February 21st, 2017

Today is my dad’s birthday. I don’t particularly talk to him anymore, considering my step-mom is a particular breed of evil.. But it made me emotional. I sat looking at a blank text wondering what to say to him.  I wanted to tell Jim everything going on. How much I missed him. How I wished he was still in our lives. How big Mikai has gotten now, how much she had hurt me thru the years. And how it hurt he took her side over his child’s. But instead all I wrote was “happy birthday dad. I love you. Hope you have a good day” he replied. And that was that.. No extra conversation. No intent to a longer conversation. Just the one reply. It hurt my heart to see his name pop up on the top of my screen but it hurt even more thinking maybe he didn’t want the conversation to continue. Or he didn’t want to know about Mikai or I’s life. So I left it alone and wallowed in my feelings. 😭😭

It isn’t really a story for tonight the kind of evil my step mom is. So instead we”ll celebrate life. My dad’s to be exact. He was a good man. Always working. He was a truck driver just like my grandpa. I never met my grandpa. But I heard he was a hell of a man. My dad’s favorite thing to say was “I’ve driven more miles backwards than most people have forward” I loved going with him in the truck , we would jam out to classic rock.(which is where I get my love for it) we would stay up for days. Drink coffee and soda. Eat candy and just laugh. On the times I didn’t go with him. Every weekend he came home he would make me breakfast. Same thing every weekend. Dunkin eggs and toast. It was kind of “our” thing. I loved it. There wasn’t a man alive who could take my father’s place.
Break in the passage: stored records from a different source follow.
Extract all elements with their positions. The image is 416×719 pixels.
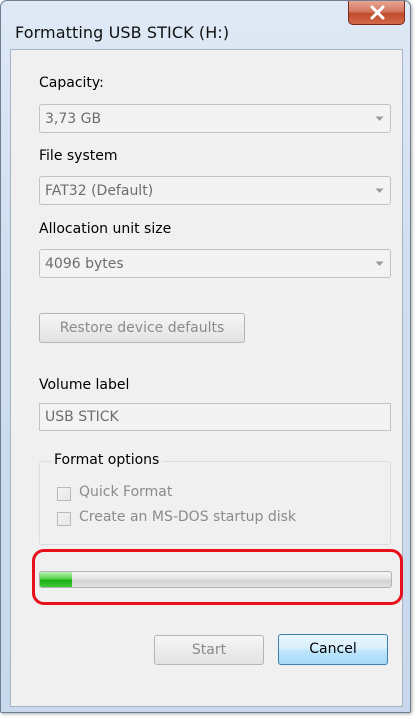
capacity-select[interactable]: 3,73 GB bbox=[39, 104, 391, 133]
volume-label-caption: Volume label bbox=[39, 377, 130, 393]
allocation-label: Allocation unit size bbox=[39, 221, 172, 237]
format-options-legend: Format options bbox=[51, 452, 163, 468]
restore-defaults-button[interactable]: Restore device defaults bbox=[39, 313, 245, 343]
format-options-group bbox=[39, 461, 391, 545]
volume-label-value: USB STICK bbox=[45, 409, 119, 425]
quick-format-label[interactable]: Quick Format bbox=[79, 484, 172, 500]
file-system-label: File system bbox=[39, 148, 118, 164]
capacity-value: 3,73 GB bbox=[45, 111, 102, 127]
msdos-startup-checkbox[interactable] bbox=[57, 512, 71, 526]
format-dialog: Formatting USB STICK (H:) Capacity: 3,73… bbox=[0, 0, 411, 713]
file-system-value: FAT32 (Default) bbox=[45, 183, 154, 199]
progress-highlight-annotation bbox=[32, 549, 403, 605]
chevron-down-icon bbox=[375, 261, 384, 266]
quick-format-checkbox[interactable] bbox=[57, 487, 71, 501]
chevron-down-icon bbox=[375, 116, 384, 121]
volume-label-input[interactable]: USB STICK bbox=[39, 403, 391, 431]
close-icon bbox=[370, 5, 385, 20]
cancel-button[interactable]: Cancel bbox=[278, 634, 388, 665]
chevron-down-icon bbox=[375, 188, 384, 193]
desktop: Formatting USB STICK (H:) Capacity: 3,73… bbox=[0, 0, 416, 719]
title-bar[interactable]: Formatting USB STICK (H:) bbox=[1, 1, 410, 55]
msdos-startup-label[interactable]: Create an MS-DOS startup disk bbox=[79, 509, 296, 525]
allocation-select[interactable]: 4096 bytes bbox=[39, 249, 391, 278]
allocation-value: 4096 bytes bbox=[45, 256, 124, 272]
dialog-body: Capacity: 3,73 GB File system FAT32 (Def… bbox=[10, 49, 403, 707]
close-button[interactable] bbox=[348, 1, 405, 25]
start-button[interactable]: Start bbox=[154, 635, 264, 665]
file-system-select[interactable]: FAT32 (Default) bbox=[39, 176, 391, 205]
capacity-label: Capacity: bbox=[39, 75, 104, 91]
window-title: Formatting USB STICK (H:) bbox=[15, 23, 230, 42]
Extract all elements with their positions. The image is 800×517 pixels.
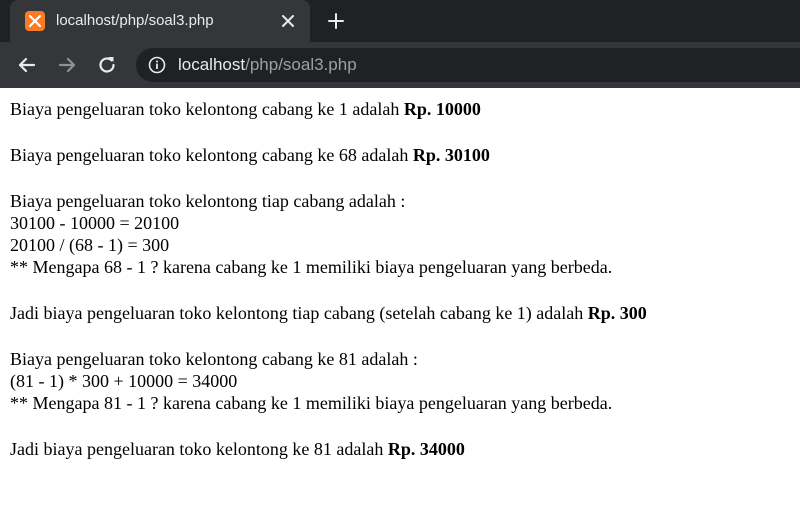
page-content: Biaya pengeluaran toko kelontong cabang … <box>10 98 790 484</box>
branch-81-text: Jadi biaya pengeluaran toko kelontong ke… <box>10 439 388 459</box>
url-path: /php/soal3.php <box>245 55 357 74</box>
xampp-icon <box>25 11 45 31</box>
calc-note: ** Mengapa 81 - 1 ? karena cabang ke 1 m… <box>10 393 613 413</box>
paragraph-branch-81-calc: Biaya pengeluaran toko kelontong cabang … <box>10 348 790 414</box>
browser-tab[interactable]: localhost/php/soal3.php <box>10 0 310 42</box>
branch-1-cost: Rp. 10000 <box>403 99 481 119</box>
per-branch-cost: Rp. 300 <box>587 303 647 323</box>
url-text: localhost/php/soal3.php <box>178 55 357 75</box>
calc-line: (81 - 1) * 300 + 10000 = 34000 <box>10 371 238 391</box>
calc-line: Biaya pengeluaran toko kelontong cabang … <box>10 349 418 369</box>
forward-arrow-icon[interactable] <box>56 54 78 76</box>
url-host: localhost <box>178 55 246 74</box>
calc-line: Biaya pengeluaran toko kelontong tiap ca… <box>10 191 406 211</box>
calc-line: 30100 - 10000 = 20100 <box>10 213 180 233</box>
branch-68-cost: Rp. 30100 <box>412 145 490 165</box>
tab-title: localhost/php/soal3.php <box>56 12 214 29</box>
branch-68-text: Biaya pengeluaran toko kelontong cabang … <box>10 145 413 165</box>
reload-icon[interactable] <box>96 54 118 76</box>
browser-toolbar: localhost/php/soal3.php <box>0 42 800 88</box>
back-arrow-icon[interactable] <box>16 54 38 76</box>
plus-icon[interactable] <box>326 11 346 31</box>
info-icon[interactable] <box>148 56 166 74</box>
paragraph-branch-81-result: Jadi biaya pengeluaran toko kelontong ke… <box>10 438 790 460</box>
branch-81-cost: Rp. 34000 <box>387 439 465 459</box>
paragraph-per-branch-result: Jadi biaya pengeluaran toko kelontong ti… <box>10 302 790 324</box>
paragraph-per-branch-calc: Biaya pengeluaran toko kelontong tiap ca… <box>10 190 790 278</box>
calc-note: ** Mengapa 68 - 1 ? karena cabang ke 1 m… <box>10 257 613 277</box>
address-bar[interactable]: localhost/php/soal3.php <box>136 48 800 82</box>
paragraph-branch-1: Biaya pengeluaran toko kelontong cabang … <box>10 98 790 120</box>
branch-1-text: Biaya pengeluaran toko kelontong cabang … <box>10 99 404 119</box>
calc-line: 20100 / (68 - 1) = 300 <box>10 235 170 255</box>
per-branch-text: Jadi biaya pengeluaran toko kelontong ti… <box>10 303 588 323</box>
close-icon[interactable] <box>278 11 298 31</box>
paragraph-branch-68: Biaya pengeluaran toko kelontong cabang … <box>10 144 790 166</box>
tab-strip: localhost/php/soal3.php <box>0 0 800 42</box>
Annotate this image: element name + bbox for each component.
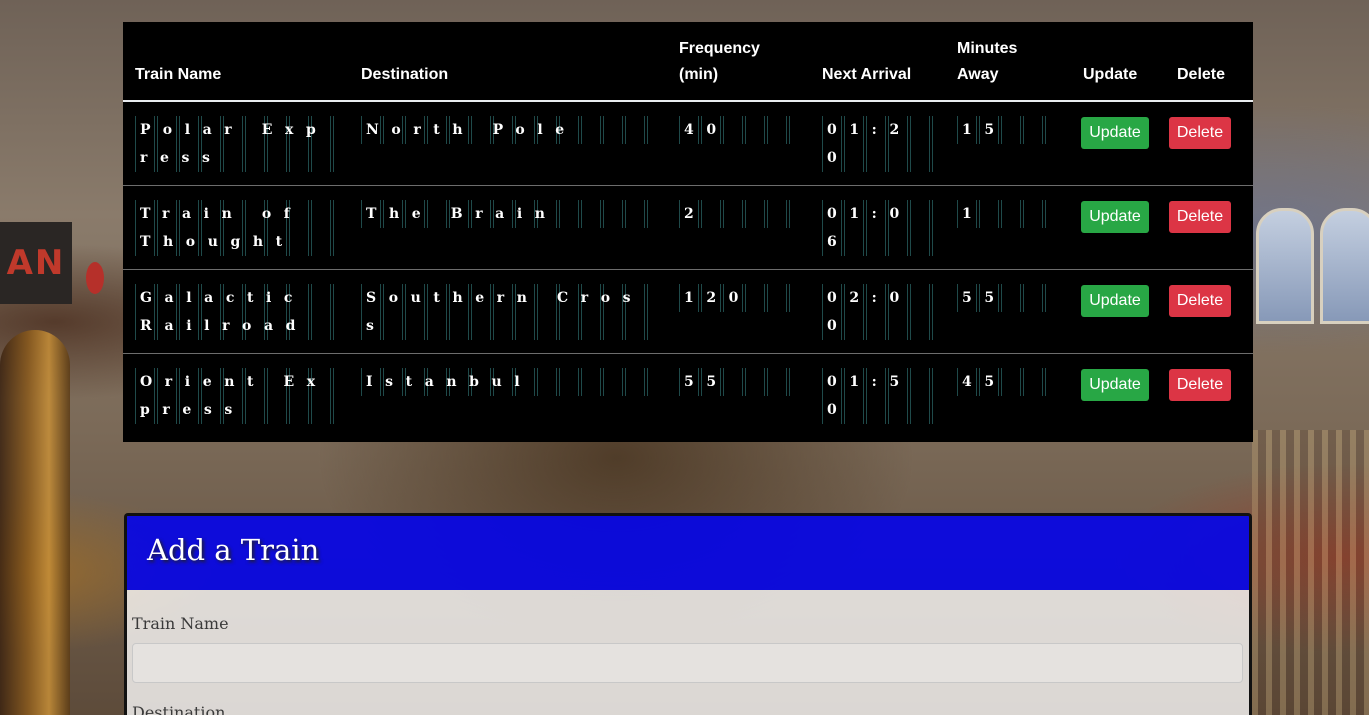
train-name-cell: Train of Thought <box>135 199 337 256</box>
background-sign: AN <box>0 222 72 304</box>
table-row: Polar Express North Pole 40 01:20 15 Upd… <box>123 101 1253 185</box>
frequency-cell: 40 <box>679 116 798 144</box>
add-train-card: Add a Train Train Name Destination <box>124 513 1252 715</box>
minutes-away-cell: 45 <box>957 367 1059 396</box>
header-delete: Delete <box>1165 22 1253 102</box>
background-arch <box>0 330 70 715</box>
header-destination: Destination <box>349 22 667 102</box>
delete-button[interactable]: Delete <box>1169 117 1231 149</box>
add-train-form: Train Name Destination <box>127 590 1249 715</box>
delete-button[interactable]: Delete <box>1169 284 1231 317</box>
train-name-label: Train Name <box>132 614 229 633</box>
next-arrival-cell: 02:00 <box>822 283 933 340</box>
train-name-cell: Galactic Railroad <box>135 283 337 340</box>
minutes-away-cell: 55 <box>957 283 1059 312</box>
background-window <box>1320 208 1369 324</box>
table-header-row: Train Name Destination Frequency (min) Ne… <box>123 22 1253 102</box>
next-arrival-cell: 01:20 <box>822 116 933 172</box>
header-train-name: Train Name <box>123 22 349 102</box>
train-name-input[interactable] <box>132 643 1243 683</box>
background-window <box>1256 208 1314 324</box>
update-button[interactable]: Update <box>1081 200 1149 233</box>
table-row: Galactic Railroad Southern Cross 120 02:… <box>123 268 1253 353</box>
destination-cell: Istanbul <box>361 367 655 396</box>
train-name-cell: Polar Express <box>135 116 337 172</box>
train-name-cell: Orient Express <box>135 367 337 424</box>
frequency-cell: 2 <box>679 199 798 228</box>
header-update: Update <box>1071 22 1165 102</box>
background-crowd <box>1252 430 1369 715</box>
header-frequency: Frequency (min) <box>667 22 810 102</box>
header-next-arrival: Next Arrival <box>810 22 945 102</box>
update-button[interactable]: Update <box>1081 284 1149 317</box>
update-button[interactable]: Update <box>1081 368 1149 401</box>
background-lamp <box>86 262 104 294</box>
next-arrival-cell: 01:50 <box>822 367 933 424</box>
update-button[interactable]: Update <box>1081 117 1149 149</box>
header-minutes-away: Minutes Away <box>945 22 1071 102</box>
destination-label: Destination <box>132 703 226 715</box>
frequency-cell: 120 <box>679 283 798 312</box>
train-schedule-panel: Train Name Destination Frequency (min) Ne… <box>123 22 1253 442</box>
frequency-cell: 55 <box>679 367 798 396</box>
table-row: Train of Thought The Brain 2 01:06 1 Upd… <box>123 184 1253 269</box>
add-train-title: Add a Train <box>127 516 1249 590</box>
destination-cell: The Brain <box>361 199 655 228</box>
table-row: Orient Express Istanbul 55 01:50 45 Upda… <box>123 352 1253 437</box>
minutes-away-cell: 15 <box>957 116 1059 144</box>
next-arrival-cell: 01:06 <box>822 199 933 256</box>
delete-button[interactable]: Delete <box>1169 368 1231 401</box>
train-schedule-table: Train Name Destination Frequency (min) Ne… <box>123 22 1253 437</box>
minutes-away-cell: 1 <box>957 199 1059 228</box>
destination-cell: North Pole <box>361 116 655 144</box>
destination-cell: Southern Cross <box>361 283 655 340</box>
delete-button[interactable]: Delete <box>1169 200 1231 233</box>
I’ve been told several times my dad drove all the way straight thru and slept in the waiting room when I was born. But I could care less. All I knew was that the sun rose and set with this man. 

I guess you can say I miss him. The old him not this new shell of a man who is breathing but not alive. I miss the guy who made jokes and smiled and laughed at stupid stuff. I know I speak of him as if he died. He didn’t for real.  Just emotionally.